Since Atomic stores its value inline, I wonder what implications that has for the semantics of borrowing parameters. Passing an Atomic directly into a borrowing parameter would require us to commit to borrowing parameters semantically having a stable location in memory. I might be completely wrong, but I don't think even inout parameters currently have this guarantee.
As far as I know, Swift currently lacks "internal mutability", so it has the interesting property that any borrowed value can be represented by the value's bytes without any indirection, as long as the function doesn't "act like" it owns the value. For example, passing an object value as borrowed would (as far as I know) pass a pointer to the object storage, not a pointer to a pointer to the object storage.
The association with the integer types doesn't seem quite as strong to me here as your other examples, since the atomic representation for UInt8 is usually going to be the atomic representation for all eight-bit trivial types, not only UInt8. It also seems to me that the proposal introduces the DoubleWord type primarily as a place to hang DoubleWord.AtomicRepresentation, and it wouldn't need to exist otherwise if you could refer to AtomicStorage64/128 independent of a type (though I could see wanting to have a portable AtomicStorageDoubleWord type to refer to the current target's double-word atomic storage type portably).
I could imagine us eventually having type layout constraints that might allow this to be written more generically, saving the need to bitcast to an integer type as an intermediary:
extension AtomicStorage8 {
public init<T>(_ value: T) where T: BitwiseCopyable, MemoryLayout<T>.size == 1 { ... }
public consuming func dispose<T>() -> T where T: BitwiseCopyable, MemoryLayout<T>.size == 1 { ... }
}
Even though using a representative trivial type like IntNN is undoubtedly the easiest way to deliver this functionality in the near term, it doesn't strike me as being a fundamental tie to that representative type.
Internally, Swift has always had a distinction between types that don't ever need stable addresses and can always be passed around by registers, and types that need to have fixed addresses.

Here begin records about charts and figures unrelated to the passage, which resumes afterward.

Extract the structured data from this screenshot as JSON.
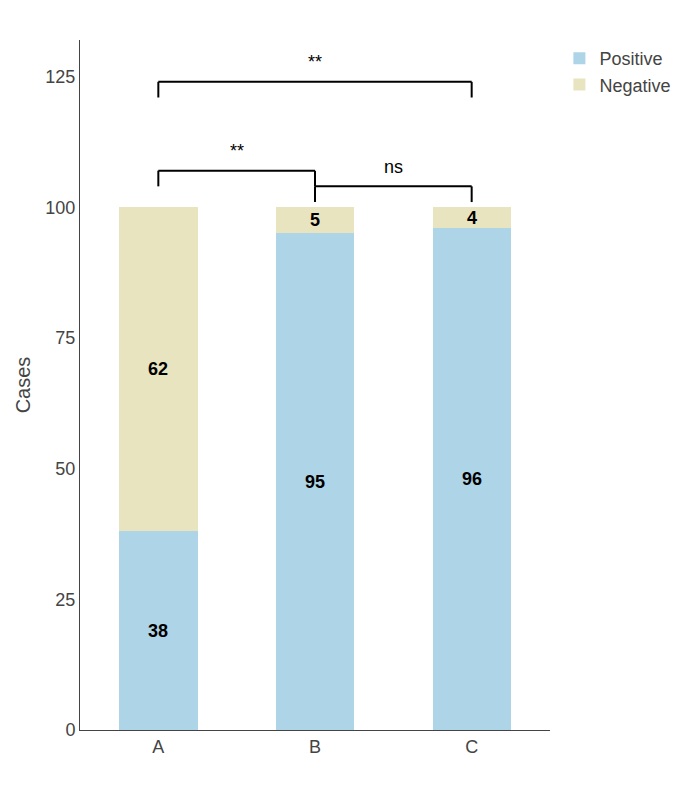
{
  "chart_data": {
    "type": "bar",
    "stacked": true,
    "categories": [
      "A",
      "B",
      "C"
    ],
    "series": [
      {
        "name": "Positive",
        "color": "#aed4e8",
        "values": [
          38,
          95,
          96
        ]
      },
      {
        "name": "Negative",
        "color": "#e8e4c0",
        "values": [
          62,
          5,
          4
        ]
      }
    ],
    "ylabel": "Cases",
    "ylim": [
      0,
      132
    ],
    "yticks": [
      0,
      25,
      50,
      75,
      100,
      125
    ],
    "grid": false,
    "legend": "right",
    "data_labels": true,
    "brackets": [
      {
        "from": "A",
        "to": "B",
        "y": 107,
        "drop": 3,
        "label": "**",
        "label_y": 108.5
      },
      {
        "from": "A",
        "to": "C",
        "y": 124,
        "drop": 3,
        "label": "**",
        "label_y": 125.5
      },
      {
        "from": "B",
        "to": "C",
        "y": 104,
        "drop": 3,
        "label": "ns",
        "label_y": 105.5
      }
    ]
  }
}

This was necessary from the beginning for Objective-C interop because anything containing a weak reference needs to have a fixed memory location in order for the Objective-C runtime's weak reference table to point to it, and it's also necessary for C++ interop because C++ types can generally escape pointers to themselves whenever they want. Atomics internally use an attribute that also forces them into a "fixed address while being borrowed" state.
lorentey
(Karoy "Vector is not an Array type" Lorentey)
17
This would be nice. For compare-exchange operations to work correctly, we need fully defined bit patterns with no ambiguity, though. It isn't safe to assume that padding bits etc inside trivial types will always be consistently cleared, is it?
A boring way to reduce the coupling would be to just add multiple overloads for the signed/unsigned integer variants.

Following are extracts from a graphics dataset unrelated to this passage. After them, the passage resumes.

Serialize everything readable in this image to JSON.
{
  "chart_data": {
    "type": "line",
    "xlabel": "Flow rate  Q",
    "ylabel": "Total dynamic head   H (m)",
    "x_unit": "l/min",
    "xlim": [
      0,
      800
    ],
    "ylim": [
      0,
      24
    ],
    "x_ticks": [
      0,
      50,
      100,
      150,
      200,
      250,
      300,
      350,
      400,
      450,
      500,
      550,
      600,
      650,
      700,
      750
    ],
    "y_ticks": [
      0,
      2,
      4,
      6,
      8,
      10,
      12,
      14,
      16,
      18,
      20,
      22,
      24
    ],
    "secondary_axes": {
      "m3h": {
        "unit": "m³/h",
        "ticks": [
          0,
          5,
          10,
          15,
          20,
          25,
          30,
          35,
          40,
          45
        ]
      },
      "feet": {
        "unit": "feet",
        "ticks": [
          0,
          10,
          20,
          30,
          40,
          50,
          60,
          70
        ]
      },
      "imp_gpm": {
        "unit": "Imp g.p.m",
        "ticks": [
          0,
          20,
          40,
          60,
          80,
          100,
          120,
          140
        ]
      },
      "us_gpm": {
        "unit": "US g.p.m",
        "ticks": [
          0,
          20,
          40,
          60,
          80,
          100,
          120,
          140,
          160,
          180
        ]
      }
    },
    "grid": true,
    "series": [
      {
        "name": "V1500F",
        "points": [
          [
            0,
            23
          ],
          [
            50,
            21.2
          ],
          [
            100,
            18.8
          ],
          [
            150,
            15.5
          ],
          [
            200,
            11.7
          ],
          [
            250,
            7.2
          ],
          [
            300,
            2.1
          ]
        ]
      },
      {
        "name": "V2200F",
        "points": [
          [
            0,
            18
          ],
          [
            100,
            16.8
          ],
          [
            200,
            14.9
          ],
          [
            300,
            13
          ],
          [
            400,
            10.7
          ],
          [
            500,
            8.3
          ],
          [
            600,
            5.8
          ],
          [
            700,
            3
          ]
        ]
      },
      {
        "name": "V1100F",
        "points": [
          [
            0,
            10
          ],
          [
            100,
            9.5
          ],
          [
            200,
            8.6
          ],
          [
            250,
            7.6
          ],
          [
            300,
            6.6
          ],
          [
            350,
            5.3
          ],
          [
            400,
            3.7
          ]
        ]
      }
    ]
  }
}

extension AtomicStorage8 {
public init(_ value: UInt8) { ... }
public init(_ value: Int8) { ... }
// Shame about the disambiguating argument...
public consuming func dispose(as type: UInt8.Type) -> UInt8 { ... }
public consuming func dispose(as type: Int8.Type) -> Int8 { ... }
}
Tangential, perhaps, but looking at the examples in the proposal I keep thinking "I wish the syntax were better", e.g.: instead of:
counter.wrappingIncrement(ordering: .relaxed)
…just:
counter &+= 1 (ordering: .relaxed)
It's much closer to the natural syntax for the non-atomic version (i.e. it only adds the ordering specifier, and even that could potentially be optional if a default ordering is declared in the Atomic API). It also reduces the [human] parser load by reusing the well-defined existing operator for this operation, rather than introducing a bespoke method.
Not a big deal, obviously, but I think worth mentioning.
What's the point of atomicMemoryFence(ordering: .relaxed)? According to the proposal that will have no effect. Can it be made impossible to express that command syntactically, if it serves no purpose?